Using Smart Scan technology, it's also the world's fastest data warehousing machine and storage has got 15% faster over 10 years.
The Sun Oracle Exadata Storage Server employs hybrid columnar compression which lets organisations recover between 50% and 75% of this storage capacity.
It stores data by column and compresses it, which is useful for data which is bulk loaded or moved. Query mode for data warehousing typically involves 10 times compression ratios and improves scans accordingly. Archival mode for old data typically involves from 15 to 50 times compression ratios.
Oracle Maximum Availability Architecture fully utilises redundancy with secure backups to tape and cloud storage and a fast recovery area, while it also eliminates the cost of planned downtime and lets administrators ad and remove storage and servers online, perform online upgrades, online patching and online production testing, upgrade applications online on the fly.
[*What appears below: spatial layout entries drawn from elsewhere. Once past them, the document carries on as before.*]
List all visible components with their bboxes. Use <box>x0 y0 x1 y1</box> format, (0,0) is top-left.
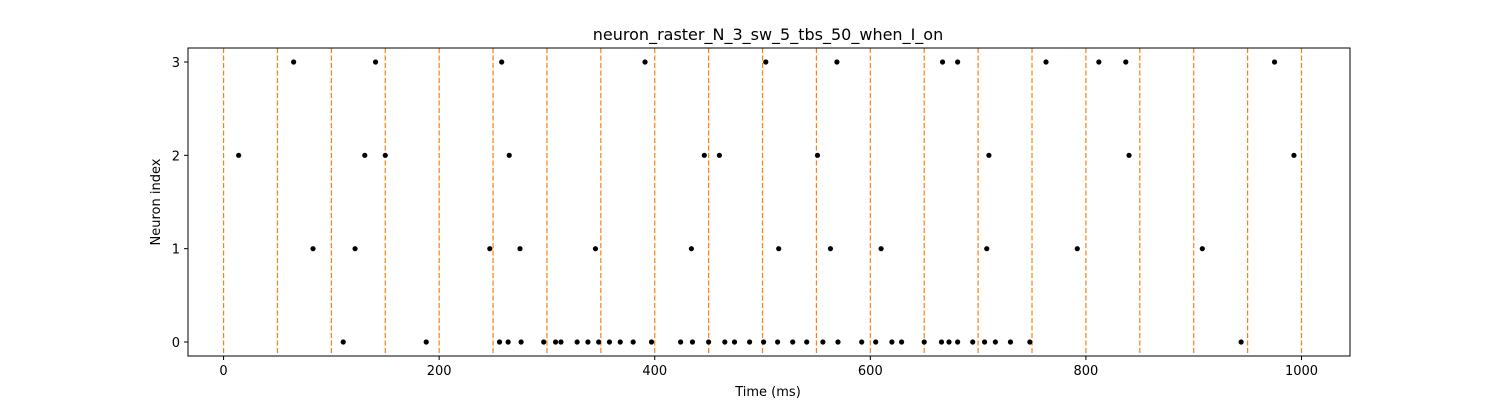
spike-point <box>790 339 796 345</box>
spike-point <box>776 246 782 252</box>
spike-point <box>585 339 591 345</box>
spike-point <box>763 59 769 65</box>
spike-point <box>859 339 865 345</box>
spike-point <box>1074 246 1080 252</box>
spike-point <box>970 339 976 345</box>
spike-point <box>517 246 523 252</box>
spike-point <box>496 339 503 345</box>
spike-point <box>1238 339 1244 345</box>
spike-point <box>1043 59 1049 65</box>
interval-lines <box>222 48 1303 356</box>
spike-point <box>310 246 316 252</box>
spike-point <box>1123 59 1129 65</box>
spike-point <box>722 339 728 345</box>
x-tick-label: 400 <box>642 364 667 379</box>
spike-point <box>889 339 895 345</box>
spike-point <box>761 339 767 345</box>
spike-point <box>814 152 821 158</box>
spike-point <box>678 339 684 345</box>
spike-point <box>921 339 927 345</box>
spike-point <box>955 59 961 65</box>
spike-point <box>1291 152 1297 158</box>
spike-point <box>986 152 992 158</box>
spike-point <box>372 59 379 65</box>
spike-point <box>731 339 738 345</box>
spike-point <box>689 339 696 345</box>
spike-point <box>938 339 945 345</box>
spike-point <box>1027 339 1033 345</box>
spike-point <box>487 246 493 252</box>
spike-point <box>701 152 707 158</box>
spike-point <box>1199 246 1205 252</box>
spike-point <box>518 339 524 345</box>
x-axis-ticks: 0 200 400 600 800 1000 <box>219 356 1318 379</box>
spike-point <box>827 246 834 252</box>
spike-point <box>898 339 905 345</box>
spike-point <box>382 152 388 158</box>
y-tick-label: 0 <box>172 336 180 351</box>
spike-point <box>1096 59 1102 65</box>
spike-point <box>236 152 242 158</box>
plot-frame <box>187 47 1351 357</box>
spike-point <box>648 339 655 345</box>
spike-point <box>873 339 879 345</box>
spike-point <box>939 59 946 65</box>
spike-point <box>746 339 753 345</box>
spike-point <box>984 246 990 252</box>
spike-point <box>642 59 648 65</box>
spike-point <box>617 339 623 345</box>
spike-point <box>820 339 826 345</box>
x-tick-label: 600 <box>858 364 883 379</box>
spike-point <box>981 339 988 345</box>
spike-point <box>499 59 505 65</box>
spike-point <box>706 339 712 345</box>
spike-point <box>596 339 602 345</box>
spike-point <box>1007 339 1014 345</box>
spike-point <box>716 152 723 158</box>
y-tick-label: 1 <box>172 243 180 258</box>
spike-point <box>352 246 358 252</box>
x-tick-label: 200 <box>427 364 452 379</box>
y-tick-label: 3 <box>172 56 180 71</box>
spike-point <box>1271 59 1278 65</box>
spike-point <box>291 59 297 65</box>
spike-point <box>558 339 564 345</box>
spike-point <box>552 339 559 345</box>
spike-point <box>688 246 694 252</box>
x-tick-label: 0 <box>219 364 227 379</box>
spike-point <box>955 339 961 345</box>
spike-point <box>804 339 810 345</box>
spike-point <box>505 339 511 345</box>
x-tick-label: 800 <box>1073 364 1098 379</box>
spike-point <box>592 246 599 252</box>
spike-point <box>340 339 346 345</box>
y-axis-ticks: 0 1 2 3 <box>172 56 188 351</box>
spike-point <box>423 339 429 345</box>
spike-point <box>834 59 840 65</box>
spike-point <box>541 339 547 345</box>
spike-point <box>574 339 580 345</box>
spike-point <box>878 246 884 252</box>
spike-point <box>606 339 613 345</box>
spike-point <box>835 339 841 345</box>
chart-title: neuron_raster_N_3_sw_5_tbs_50_when_I_on <box>593 25 943 45</box>
spike-point <box>992 339 998 345</box>
spike-point <box>506 152 512 158</box>
spike-point <box>362 152 368 158</box>
spike-point <box>1126 152 1132 158</box>
y-tick-label: 2 <box>172 149 180 164</box>
x-axis-label: Time (ms) <box>734 385 801 400</box>
spike-point <box>630 339 636 345</box>
spike-points <box>236 59 1297 345</box>
spike-point <box>946 339 952 345</box>
spike-point <box>775 339 781 345</box>
x-tick-label: 1000 <box>1285 364 1318 379</box>
y-axis-label: Neuron index <box>149 158 164 245</box>
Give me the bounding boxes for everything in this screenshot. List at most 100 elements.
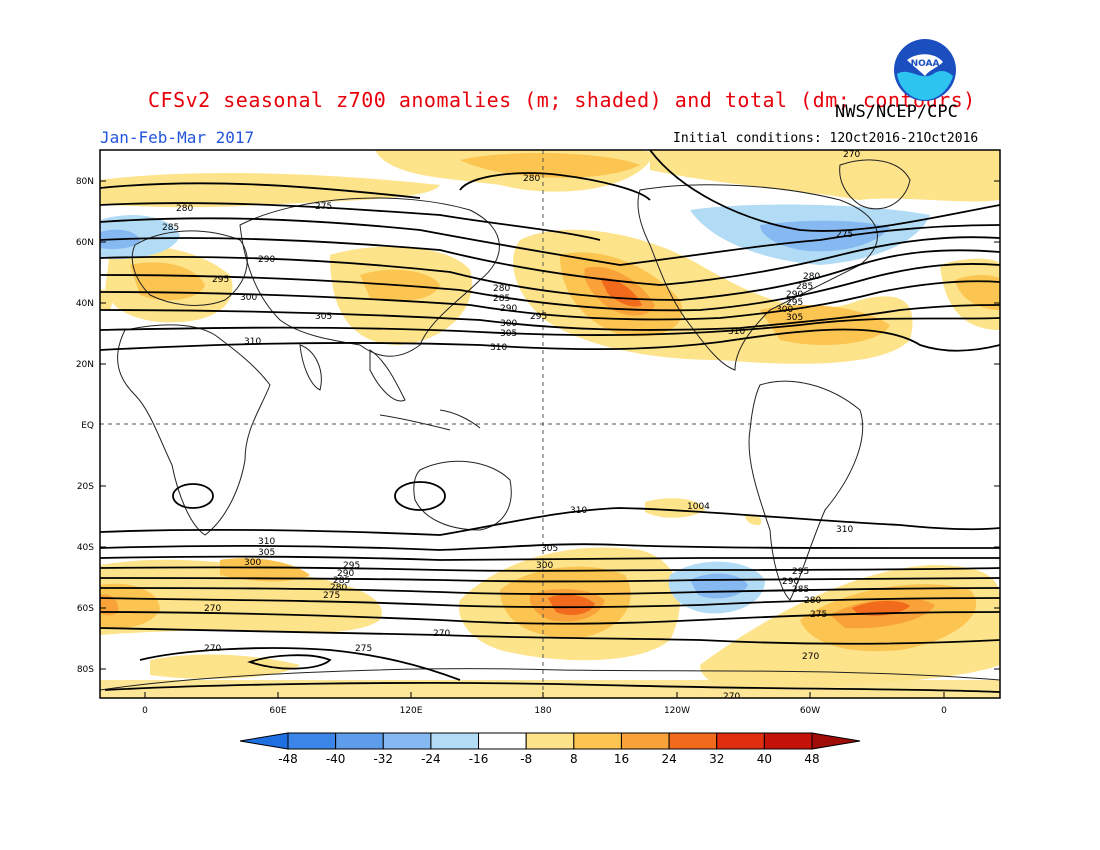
contour-label: 275 bbox=[810, 610, 827, 620]
contour-label: 290 bbox=[337, 569, 354, 579]
map-border bbox=[99, 149, 1001, 699]
season-label: Jan-Feb-Mar 2017 bbox=[100, 128, 255, 147]
contour-label: 295 bbox=[212, 275, 229, 285]
longitude-labels: 0 60E 120E 180 120W 60W 0 bbox=[142, 706, 947, 716]
contour-label: 295 bbox=[786, 298, 803, 308]
contour-label: 300 bbox=[240, 293, 257, 303]
contour-label: 310 bbox=[490, 343, 507, 353]
colorbar-cell bbox=[287, 732, 337, 750]
latitude-labels: 80N 60N 40N 20N EQ 20S 40S 60S 80S bbox=[76, 177, 94, 675]
contour-label: 270 bbox=[723, 692, 740, 702]
colorbar-tick-label: 48 bbox=[804, 752, 819, 766]
lon-label: 120W bbox=[664, 706, 690, 716]
chart-title: CFSv2 seasonal z700 anomalies (m; shaded… bbox=[148, 88, 976, 112]
lat-label: 20S bbox=[77, 482, 94, 492]
colorbar-cell bbox=[668, 732, 718, 750]
colorbar-low-arrow bbox=[239, 732, 289, 750]
colorbar-tick-label: 8 bbox=[570, 752, 578, 766]
colorbar: -48 -40 -32 -24 -16 -8 8 16 24 32 40 48 bbox=[239, 732, 861, 766]
lat-label: EQ bbox=[81, 421, 94, 431]
colorbar-tick-label: -32 bbox=[373, 752, 393, 766]
noaa-logo-icon: NOAA bbox=[894, 39, 956, 101]
contour-label: 280 bbox=[804, 596, 821, 606]
svg-text:NOAA: NOAA bbox=[911, 59, 940, 69]
contour-label: 285 bbox=[493, 294, 510, 304]
contour-label: 270 bbox=[204, 644, 221, 654]
contour-label: 275 bbox=[355, 644, 372, 654]
contour-label: 305 bbox=[541, 544, 558, 554]
colorbar-cell bbox=[525, 732, 575, 750]
colorbar-high-arrow bbox=[811, 732, 861, 750]
colorbar-cell bbox=[763, 732, 813, 750]
lon-label: 120E bbox=[400, 706, 423, 716]
lat-label: 40N bbox=[76, 299, 94, 309]
colorbar-cell bbox=[620, 732, 670, 750]
colorbar-tick-label: -16 bbox=[469, 752, 489, 766]
lon-label: 0 bbox=[941, 706, 947, 716]
contour-label: 270 bbox=[204, 604, 221, 614]
agency-label: NWS/NCEP/CPC bbox=[835, 102, 958, 122]
lon-label: 180 bbox=[534, 706, 551, 716]
contour-label: 270 bbox=[843, 150, 860, 160]
colorbar-tick-label: 32 bbox=[709, 752, 724, 766]
contour-label: 290 bbox=[786, 290, 803, 300]
colorbar-cell bbox=[430, 732, 480, 750]
contour-label: 300 bbox=[500, 319, 517, 329]
lat-label: 40S bbox=[77, 543, 94, 553]
contour-label: 305 bbox=[500, 329, 517, 339]
contour-label: 280 bbox=[803, 272, 820, 282]
colorbar-tick-label: 40 bbox=[757, 752, 772, 766]
contour-label: 305 bbox=[786, 313, 803, 323]
contour-label: 300 bbox=[776, 305, 793, 315]
colorbar-cell bbox=[716, 732, 765, 750]
contour-label: 270 bbox=[433, 629, 450, 639]
contour-label: 280 bbox=[176, 204, 193, 214]
coastlines bbox=[100, 159, 1000, 691]
contour-label: 285 bbox=[796, 282, 813, 292]
lat-label: 80N bbox=[76, 177, 94, 187]
lon-label: 60W bbox=[800, 706, 820, 716]
lat-label: 80S bbox=[77, 665, 94, 675]
contour-label: 275 bbox=[315, 202, 332, 212]
colorbar-tick-label: -8 bbox=[520, 752, 532, 766]
contour-label: 285 bbox=[792, 585, 809, 595]
lon-label: 60E bbox=[269, 706, 286, 716]
contour-label: 290 bbox=[500, 304, 517, 314]
contour-label: 275 bbox=[323, 591, 340, 601]
contour-label: 295 bbox=[792, 567, 809, 577]
contour-label: 310 bbox=[244, 337, 261, 347]
contour-label: 305 bbox=[315, 312, 332, 322]
contour-label: 295 bbox=[530, 312, 547, 322]
lat-label: 60S bbox=[77, 604, 94, 614]
colorbar-cell bbox=[382, 732, 432, 750]
colorbar-cell bbox=[478, 732, 527, 750]
contour-label: 300 bbox=[536, 561, 553, 571]
contour-label: 275 bbox=[836, 230, 853, 240]
contour-label: 270 bbox=[802, 652, 819, 662]
colorbar-cell bbox=[335, 732, 384, 750]
colorbar-tick-label: -24 bbox=[421, 752, 441, 766]
colorbar-tick-label: -48 bbox=[278, 752, 298, 766]
contour-label: 285 bbox=[333, 576, 350, 586]
contour-label: 310 bbox=[258, 537, 275, 547]
contour-label: 305 bbox=[258, 548, 275, 558]
contour-label: 300 bbox=[244, 558, 261, 568]
contour-label: 280 bbox=[330, 583, 347, 593]
contour-labels: 275 280 285 290 295 300 305 310 280 285 … bbox=[162, 150, 860, 702]
contour-label: 310 bbox=[728, 327, 745, 337]
longitude-axis bbox=[144, 692, 945, 698]
initial-conditions-label: Initial conditions: 12Oct2016-21Oct2016 bbox=[673, 131, 979, 146]
lon-label: 0 bbox=[142, 706, 148, 716]
colorbar-tick-label: 16 bbox=[614, 752, 629, 766]
lat-label: 20N bbox=[76, 360, 94, 370]
contour-label: 295 bbox=[343, 561, 360, 571]
colorbar-tick-label: -40 bbox=[326, 752, 346, 766]
contour-label: 310 bbox=[836, 525, 853, 535]
contour-label: 290 bbox=[258, 255, 275, 265]
contour-label: 280 bbox=[493, 284, 510, 294]
colorbar-cell bbox=[573, 732, 622, 750]
contour-label: 1004 bbox=[687, 502, 710, 512]
latitude-axis bbox=[100, 180, 1000, 670]
colorbar-tick-label: 24 bbox=[661, 752, 676, 766]
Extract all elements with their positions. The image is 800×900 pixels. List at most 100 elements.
It can automatically manage users' storage, memory, statistics, sequential query language (SQL) tuning, backup and recovery, as well as provide advice on the status of indexing, partitioning, compression, availability and data recovery in a dashboard.
Current users of Oracle 9i Rel 2.0.8 and Oracle Database 10g Release 1.0.5, Release 2.0.2 and above, and Oracle Database 11g Rel 1.0.6 and above can upgrade to Oracle Database 11g Release 2.
Registered Oracle.com users can download Database 11g Release 2 Standard Edition One, Standard Edition and Enterprise Edition from www.oracle.com/database/product_editions.html. Standard Edition One and Standard Edition respectively cost US$180 and US$350 per user, both for a minimum of five users, while the Enterprise Edition costs US$47,000 per processor and is available for a single or multiple clusters with no socket limitation. The three are available for Windows, Linux, Unix and 64-bit platforms and supports an unlimited database size.
“We expect 50% of our installed base to move up from previous versions, said Townsend. “Oracle has a bigger share of the database market than Microsoft and IBM combines,” he added.
The older Oracle Express Edition 10g can be downloaded for free from www.oracle.com/technology/products/database/xe/index.html. It's available only for Windows and Linux platforms, requires at least 1GB of RAM and supports up to 4GB database size.